AUDUSD is struggling to stretch north of the Ichimoku cloud and the 100-day simple moving average (SMA) after the price bounce within the 0.6963-0.7020 base. The SMAs are endorsing a bearish bias in the pair with the 100- and 200-day SMAs specifically safeguarding the one-year decline from the three-year peak of 0.8006.
Currently, the Ichimoku lines do not reflect strong driving forces, while the short-term oscillators convey a picture where positive momentum is gaining strength. The MACD is holding above its red signal line and looks set to nudge above the zero barrier, while the RSI is improving above its 50 neutral threshold. The positively charged stochastic oscillator is promoting upside price action.
If the immediate zone from the cloud at 0.7208 until the 100-day SMA at 0.7243 fails to defuse buying pressures, the bulls could target the 0.7314-0.7345 fortified resistance barricade, which is overlapped by a potential restrictive trend line drawn from the May 2021 high of 0.7890. In the event buyers overcome this barrier, they may then be encouraged to tackle the 0.7431 high and 0.7474 barrier, where another descending line – pulled from the 0.8006 peak – intersects.

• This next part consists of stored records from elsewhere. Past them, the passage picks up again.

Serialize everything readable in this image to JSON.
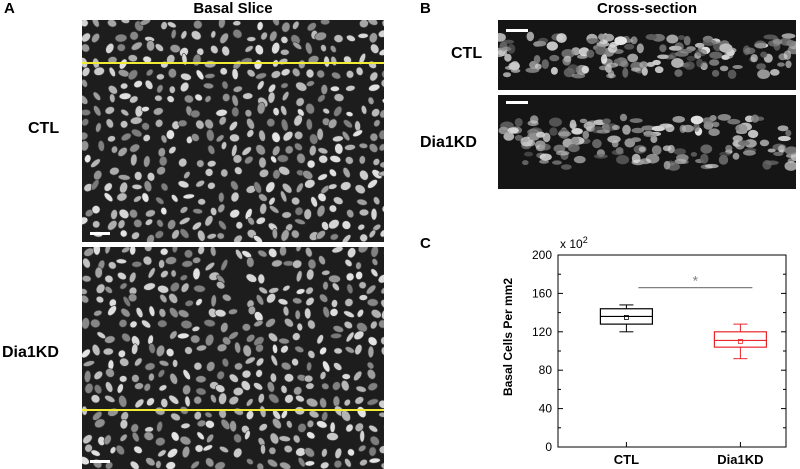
{
  "panels": {
    "a": {
      "letter": "A",
      "title": "Basal Slice",
      "rows": [
        "CTL",
        "Dia1KD"
      ]
    },
    "b": {
      "letter": "B",
      "title": "Cross-section",
      "rows": [
        "CTL",
        "Dia1KD"
      ]
    },
    "c": {
      "letter": "C"
    }
  },
  "colors": {
    "guide_line": "#f2ea34",
    "scale_bar": "#ffffff",
    "ctl_box": "#000000",
    "kd_box": "#e8262b",
    "significance_bar": "#808080"
  },
  "chart_data": {
    "type": "box",
    "categories": [
      "CTL",
      "Dia1KD"
    ],
    "ylabel": "Basal Cells Per mm2",
    "ylim": [
      0,
      200
    ],
    "yticks": [
      0,
      40,
      80,
      120,
      160,
      200
    ],
    "multiplier_label": "x 10",
    "multiplier_exponent": "2",
    "boxes": [
      {
        "name": "CTL",
        "whisker_low": 120,
        "q1": 128,
        "median": 136,
        "mean": 135,
        "q3": 144,
        "whisker_high": 148,
        "color": "#000000"
      },
      {
        "name": "Dia1KD",
        "whisker_low": 92,
        "q1": 104,
        "median": 111,
        "mean": 110,
        "q3": 120,
        "whisker_high": 128,
        "color": "#e8262b"
      }
    ],
    "significance": {
      "from": "CTL",
      "to": "Dia1KD",
      "symbol": "*"
    }
  }
}
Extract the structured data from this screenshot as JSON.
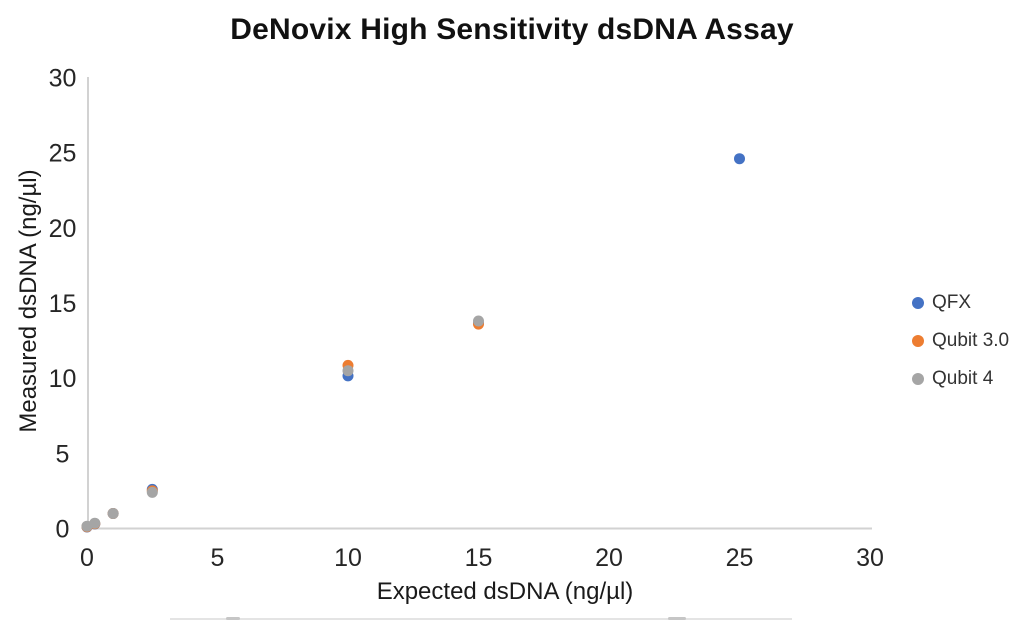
{
  "chart_data": {
    "type": "scatter",
    "title": "DeNovix High Sensitivity dsDNA Assay",
    "xlabel": "Expected dsDNA (ng/µl)",
    "ylabel": "Measured dsDNA (ng/µl)",
    "xlim": [
      0,
      30
    ],
    "ylim": [
      0,
      30
    ],
    "xticks": [
      0,
      5,
      10,
      15,
      20,
      25,
      30
    ],
    "yticks": [
      0,
      5,
      10,
      15,
      20,
      25,
      30
    ],
    "grid": false,
    "legend_position": "right",
    "axis_color": "#d2d2d2",
    "tick_label_color": "#262626",
    "series": [
      {
        "name": "QFX",
        "color": "#4472C4",
        "points": [
          [
            0,
            0.1
          ],
          [
            0.3,
            0.3
          ],
          [
            1,
            1.0
          ],
          [
            2.5,
            2.6
          ],
          [
            10,
            10.15
          ],
          [
            15,
            13.65
          ],
          [
            25,
            24.6
          ]
        ]
      },
      {
        "name": "Qubit 3.0",
        "color": "#ED7D31",
        "points": [
          [
            0,
            0.12
          ],
          [
            0.3,
            0.32
          ],
          [
            1,
            1.0
          ],
          [
            2.5,
            2.5
          ],
          [
            10,
            10.85
          ],
          [
            15,
            13.6
          ]
        ]
      },
      {
        "name": "Qubit 4",
        "color": "#A5A5A5",
        "points": [
          [
            0,
            0.15
          ],
          [
            0.3,
            0.35
          ],
          [
            1,
            1.0
          ],
          [
            2.5,
            2.4
          ],
          [
            10,
            10.5
          ],
          [
            15,
            13.8
          ]
        ]
      }
    ]
  }
}
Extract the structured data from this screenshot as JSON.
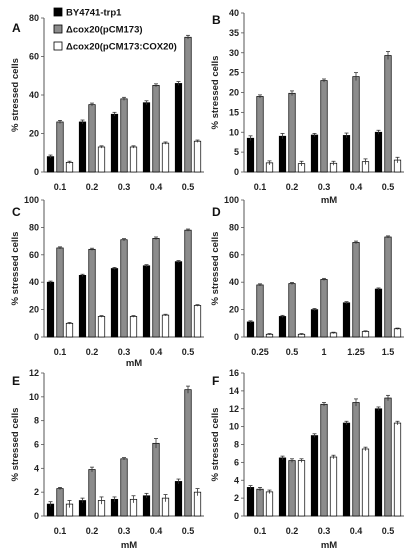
{
  "legend": [
    {
      "name": "BY4741-trp1",
      "color": "#000000"
    },
    {
      "name": "Δcox20(pCM173)",
      "color": "#8c8c8c"
    },
    {
      "name": "Δcox20(pCM173:COX20)",
      "color": "#ffffff"
    }
  ],
  "chart_data": [
    {
      "panel": "A",
      "type": "bar",
      "ylabel": "% stressed cells",
      "xlabel": "",
      "ylim": [
        0,
        80
      ],
      "yticks": [
        0,
        20,
        40,
        60,
        80
      ],
      "categories": [
        "0.1",
        "0.2",
        "0.3",
        "0.4",
        "0.5"
      ],
      "series": [
        {
          "name": "BY4741-trp1",
          "values": [
            8,
            26,
            30,
            36,
            46
          ],
          "errors": [
            0.8,
            1,
            1,
            1,
            1
          ]
        },
        {
          "name": "Δcox20(pCM173)",
          "values": [
            26,
            35,
            38,
            45,
            70
          ],
          "errors": [
            0.8,
            0.8,
            0.8,
            0.8,
            1
          ]
        },
        {
          "name": "Δcox20(pCM173:COX20)",
          "values": [
            5,
            13,
            13,
            15,
            16
          ],
          "errors": [
            0.6,
            0.6,
            0.6,
            0.6,
            0.6
          ]
        }
      ]
    },
    {
      "panel": "B",
      "type": "bar",
      "ylabel": "% stressed cells",
      "xlabel": "mM",
      "ylim": [
        0,
        40
      ],
      "yticks": [
        0,
        5,
        10,
        15,
        20,
        25,
        30,
        35,
        40
      ],
      "categories": [
        "0.1",
        "0.2",
        "0.3",
        "0.4",
        "0.5"
      ],
      "series": [
        {
          "name": "BY4741-trp1",
          "values": [
            8.5,
            9,
            9.3,
            9.2,
            10
          ],
          "errors": [
            0.6,
            0.7,
            0.4,
            0.6,
            0.5
          ]
        },
        {
          "name": "Δcox20(pCM173)",
          "values": [
            19,
            19.8,
            23,
            24,
            29.3
          ],
          "errors": [
            0.4,
            0.6,
            0.4,
            1,
            1
          ]
        },
        {
          "name": "Δcox20(pCM173:COX20)",
          "values": [
            2.3,
            2.1,
            2.2,
            2.6,
            3
          ],
          "errors": [
            0.5,
            0.6,
            0.5,
            0.7,
            0.7
          ]
        }
      ]
    },
    {
      "panel": "C",
      "type": "bar",
      "ylabel": "% stressed cells",
      "xlabel": "mM",
      "ylim": [
        0,
        100
      ],
      "yticks": [
        0,
        20,
        40,
        60,
        80,
        100
      ],
      "categories": [
        "0.1",
        "0.2",
        "0.3",
        "0.4",
        "0.5"
      ],
      "series": [
        {
          "name": "BY4741-trp1",
          "values": [
            40,
            45,
            50,
            52,
            55
          ],
          "errors": [
            0.8,
            0.8,
            0.8,
            0.8,
            0.8
          ]
        },
        {
          "name": "Δcox20(pCM173)",
          "values": [
            65,
            64,
            71,
            72,
            78
          ],
          "errors": [
            0.8,
            0.8,
            0.8,
            1,
            0.8
          ]
        },
        {
          "name": "Δcox20(pCM173:COX20)",
          "values": [
            10,
            15,
            15,
            16,
            23
          ],
          "errors": [
            0.6,
            0.6,
            0.6,
            0.6,
            0.6
          ]
        }
      ]
    },
    {
      "panel": "D",
      "type": "bar",
      "ylabel": "% stressed cells",
      "xlabel": "",
      "ylim": [
        0,
        100
      ],
      "yticks": [
        0,
        20,
        40,
        60,
        80,
        100
      ],
      "categories": [
        "0.25",
        "0.5",
        "1",
        "1.25",
        "1.5"
      ],
      "series": [
        {
          "name": "BY4741-trp1",
          "values": [
            11,
            15,
            20,
            25,
            35
          ],
          "errors": [
            0.8,
            0.8,
            0.8,
            0.8,
            0.8
          ]
        },
        {
          "name": "Δcox20(pCM173)",
          "values": [
            38,
            39,
            42,
            69,
            73
          ],
          "errors": [
            0.8,
            0.8,
            0.8,
            1,
            0.8
          ]
        },
        {
          "name": "Δcox20(pCM173:COX20)",
          "values": [
            2,
            2,
            3,
            4,
            6
          ],
          "errors": [
            0.5,
            0.5,
            0.5,
            0.5,
            0.5
          ]
        }
      ]
    },
    {
      "panel": "E",
      "type": "bar",
      "ylabel": "% stressed cells",
      "xlabel": "mM",
      "ylim": [
        0,
        12
      ],
      "yticks": [
        0,
        2,
        4,
        6,
        8,
        10,
        12
      ],
      "categories": [
        "0.1",
        "0.2",
        "0.3",
        "0.4",
        "0.5"
      ],
      "series": [
        {
          "name": "BY4741-trp1",
          "values": [
            1,
            1.3,
            1.4,
            1.7,
            2.9
          ],
          "errors": [
            0.2,
            0.2,
            0.2,
            0.2,
            0.2
          ]
        },
        {
          "name": "Δcox20(pCM173)",
          "values": [
            2.3,
            3.9,
            4.8,
            6.1,
            10.6
          ],
          "errors": [
            0.1,
            0.2,
            0.1,
            0.4,
            0.3
          ]
        },
        {
          "name": "Δcox20(pCM173:COX20)",
          "values": [
            1,
            1.3,
            1.4,
            1.5,
            2
          ],
          "errors": [
            0.3,
            0.3,
            0.3,
            0.3,
            0.3
          ]
        }
      ]
    },
    {
      "panel": "F",
      "type": "bar",
      "ylabel": "% stressed cells",
      "xlabel": "mM",
      "ylim": [
        0,
        16
      ],
      "yticks": [
        0,
        2,
        4,
        6,
        8,
        10,
        12,
        14,
        16
      ],
      "categories": [
        "0.1",
        "0.2",
        "0.3",
        "0.4",
        "0.5"
      ],
      "series": [
        {
          "name": "BY4741-trp1",
          "values": [
            3.2,
            6.5,
            9,
            10.4,
            12
          ],
          "errors": [
            0.2,
            0.2,
            0.2,
            0.2,
            0.2
          ]
        },
        {
          "name": "Δcox20(pCM173)",
          "values": [
            3,
            6.2,
            12.5,
            12.7,
            13.2
          ],
          "errors": [
            0.2,
            0.2,
            0.2,
            0.4,
            0.3
          ]
        },
        {
          "name": "Δcox20(pCM173:COX20)",
          "values": [
            2.7,
            6.2,
            6.6,
            7.5,
            10.4
          ],
          "errors": [
            0.2,
            0.2,
            0.2,
            0.2,
            0.2
          ]
        }
      ]
    }
  ]
}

If upside impetus diminishes, an initial support section could arise from the 50-day SMA at 0.7173 until the blue Kijun-sen line at 0.7139. If buyers are unable to generate positive traction in this zone, the price may then dip to test the 0.7086 and 0.7051 lows respectively, before sellers challenge once again the 0.6963-0.7020 foundation that has held since July 2020.
Summarizing, AUDUSD continues to exhibit a steady bearish trajectory beneath the longer-term 100- and 200-day SMAs at 0.7243 and 0.7345 respectively, and the 0.7314 high. That said, if the price triumphs north of the 0.7474 barrier, the optimistic outlook in the pair may be tested by the 0.7531 and 0.7555 nearby highs.